Quote Originally Posted by ThinkingAboutIt View Post
I agree. It is more than what I thought, though I still have to find out what the wages are in NY.
So, the big question is: How do you become an apprentice?? Can you start off as one (as opposed to starting as a tradesman). If so, how? Is there a waiting list of some kind? What if you have a connection/know someone? Are there certain tests that need to be taken/passed? Thanks in advance!!!!
For that you'll have to get a reply from a member or check out their site.. They must have a "contact us" page, where you can ask their people some direct questions. Make sure you give the site a good once-over.. The more you know the better questions you can ask, the better impression you leave. I'm in a similar situation, just a bit younger and making a lot less, so 18 would be a decent raise lol

Here's my perspective from neighboring Ontario.. Starting with a 5 month gas tech program (on the tail end of it) that will leave me with a licence I can perform work with, cost was about 5K, plus the basic tools (another 1K), plus the reduced earnings on part-time hours on my day job (another 10K).. Because the scope of the licence is pretty decent and it doesn't take a lot to get it, most shops won't hire you without it.

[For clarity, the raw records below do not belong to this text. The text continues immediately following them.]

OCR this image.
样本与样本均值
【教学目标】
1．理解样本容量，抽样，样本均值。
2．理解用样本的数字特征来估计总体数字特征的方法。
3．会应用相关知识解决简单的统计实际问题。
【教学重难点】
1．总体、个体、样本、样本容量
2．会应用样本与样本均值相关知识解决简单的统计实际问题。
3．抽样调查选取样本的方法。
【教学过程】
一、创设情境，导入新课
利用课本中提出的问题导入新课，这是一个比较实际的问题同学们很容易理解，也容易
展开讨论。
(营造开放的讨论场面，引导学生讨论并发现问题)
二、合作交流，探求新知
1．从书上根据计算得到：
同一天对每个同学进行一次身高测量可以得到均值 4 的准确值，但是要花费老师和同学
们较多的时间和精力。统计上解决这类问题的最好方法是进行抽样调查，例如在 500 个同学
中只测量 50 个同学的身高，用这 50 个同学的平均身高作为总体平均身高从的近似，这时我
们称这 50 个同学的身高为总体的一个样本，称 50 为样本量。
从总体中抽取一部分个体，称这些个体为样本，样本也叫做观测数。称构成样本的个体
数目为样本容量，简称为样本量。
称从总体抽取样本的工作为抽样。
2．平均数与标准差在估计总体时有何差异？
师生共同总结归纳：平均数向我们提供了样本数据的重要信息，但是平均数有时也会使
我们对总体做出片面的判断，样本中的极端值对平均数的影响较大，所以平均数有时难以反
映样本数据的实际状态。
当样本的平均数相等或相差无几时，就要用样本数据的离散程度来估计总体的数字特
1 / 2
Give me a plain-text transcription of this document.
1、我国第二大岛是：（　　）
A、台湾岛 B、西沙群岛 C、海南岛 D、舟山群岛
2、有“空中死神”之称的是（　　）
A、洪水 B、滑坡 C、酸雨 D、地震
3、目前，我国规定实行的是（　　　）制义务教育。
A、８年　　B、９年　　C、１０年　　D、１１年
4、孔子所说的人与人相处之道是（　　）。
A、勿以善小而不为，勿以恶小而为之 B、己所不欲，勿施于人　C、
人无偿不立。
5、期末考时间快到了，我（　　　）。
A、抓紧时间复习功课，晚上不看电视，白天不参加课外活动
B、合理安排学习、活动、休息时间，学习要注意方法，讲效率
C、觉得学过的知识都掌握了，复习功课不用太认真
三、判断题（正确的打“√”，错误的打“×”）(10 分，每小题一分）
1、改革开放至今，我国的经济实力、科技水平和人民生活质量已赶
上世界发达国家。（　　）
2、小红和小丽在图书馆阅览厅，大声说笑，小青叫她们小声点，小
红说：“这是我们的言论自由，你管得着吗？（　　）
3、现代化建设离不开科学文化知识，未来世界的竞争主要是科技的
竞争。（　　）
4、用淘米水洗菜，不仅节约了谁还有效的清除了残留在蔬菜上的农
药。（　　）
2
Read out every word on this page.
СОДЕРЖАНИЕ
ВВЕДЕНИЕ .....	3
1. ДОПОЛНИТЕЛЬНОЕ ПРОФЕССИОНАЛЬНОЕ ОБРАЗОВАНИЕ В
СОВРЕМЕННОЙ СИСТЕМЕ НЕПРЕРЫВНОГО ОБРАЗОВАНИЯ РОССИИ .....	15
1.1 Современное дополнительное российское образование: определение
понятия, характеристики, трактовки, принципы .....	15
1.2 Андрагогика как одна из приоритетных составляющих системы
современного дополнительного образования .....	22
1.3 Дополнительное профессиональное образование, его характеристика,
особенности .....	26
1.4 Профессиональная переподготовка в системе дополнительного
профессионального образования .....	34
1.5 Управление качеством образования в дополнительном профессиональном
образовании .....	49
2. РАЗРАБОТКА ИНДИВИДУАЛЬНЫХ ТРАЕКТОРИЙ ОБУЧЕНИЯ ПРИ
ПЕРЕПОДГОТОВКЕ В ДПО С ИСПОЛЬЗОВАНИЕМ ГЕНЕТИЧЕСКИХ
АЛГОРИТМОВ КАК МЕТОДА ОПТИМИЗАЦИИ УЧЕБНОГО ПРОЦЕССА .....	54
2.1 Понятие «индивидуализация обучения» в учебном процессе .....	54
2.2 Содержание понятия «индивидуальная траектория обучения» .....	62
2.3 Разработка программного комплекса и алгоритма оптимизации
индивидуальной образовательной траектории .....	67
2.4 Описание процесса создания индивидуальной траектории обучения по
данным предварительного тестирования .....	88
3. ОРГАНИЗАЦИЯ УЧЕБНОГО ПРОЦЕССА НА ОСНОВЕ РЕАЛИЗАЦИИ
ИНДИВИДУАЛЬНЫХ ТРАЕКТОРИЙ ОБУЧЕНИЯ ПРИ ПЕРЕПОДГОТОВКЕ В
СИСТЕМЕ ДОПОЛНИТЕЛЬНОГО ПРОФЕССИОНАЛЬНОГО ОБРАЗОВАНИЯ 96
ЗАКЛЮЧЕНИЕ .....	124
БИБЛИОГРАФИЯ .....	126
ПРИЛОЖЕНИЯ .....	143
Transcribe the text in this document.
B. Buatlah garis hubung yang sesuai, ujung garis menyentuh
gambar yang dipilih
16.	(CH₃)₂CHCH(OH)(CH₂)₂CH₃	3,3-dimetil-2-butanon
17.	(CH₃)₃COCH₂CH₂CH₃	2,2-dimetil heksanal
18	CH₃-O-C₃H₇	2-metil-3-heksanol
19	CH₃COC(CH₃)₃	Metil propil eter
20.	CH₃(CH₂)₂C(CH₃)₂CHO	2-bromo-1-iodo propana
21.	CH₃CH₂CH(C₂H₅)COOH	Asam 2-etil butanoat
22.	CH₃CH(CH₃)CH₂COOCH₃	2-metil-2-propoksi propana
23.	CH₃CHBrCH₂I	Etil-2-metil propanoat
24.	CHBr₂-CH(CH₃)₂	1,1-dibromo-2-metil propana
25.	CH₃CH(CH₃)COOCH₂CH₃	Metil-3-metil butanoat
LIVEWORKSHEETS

The good thing about it is that it involves a couple of months of experience in an actual shop. Many guys get hired by the place they interned in and having worked for a shop at least for a couple of months will make it easier for another shop to take you on (as long as you account yourself as a hard worker with at least a bit of learning ability, zero whining, being good with customers is a big plus). I'm still trying to learn the ins and outs of the local union more because they offer the best training in the industry but the downside is that the wait for the old hands to retire so you can move up and do meaningful work might be a little long (3 years and counting in one case) which might put you at a disadvantage during the mandatory school sessions.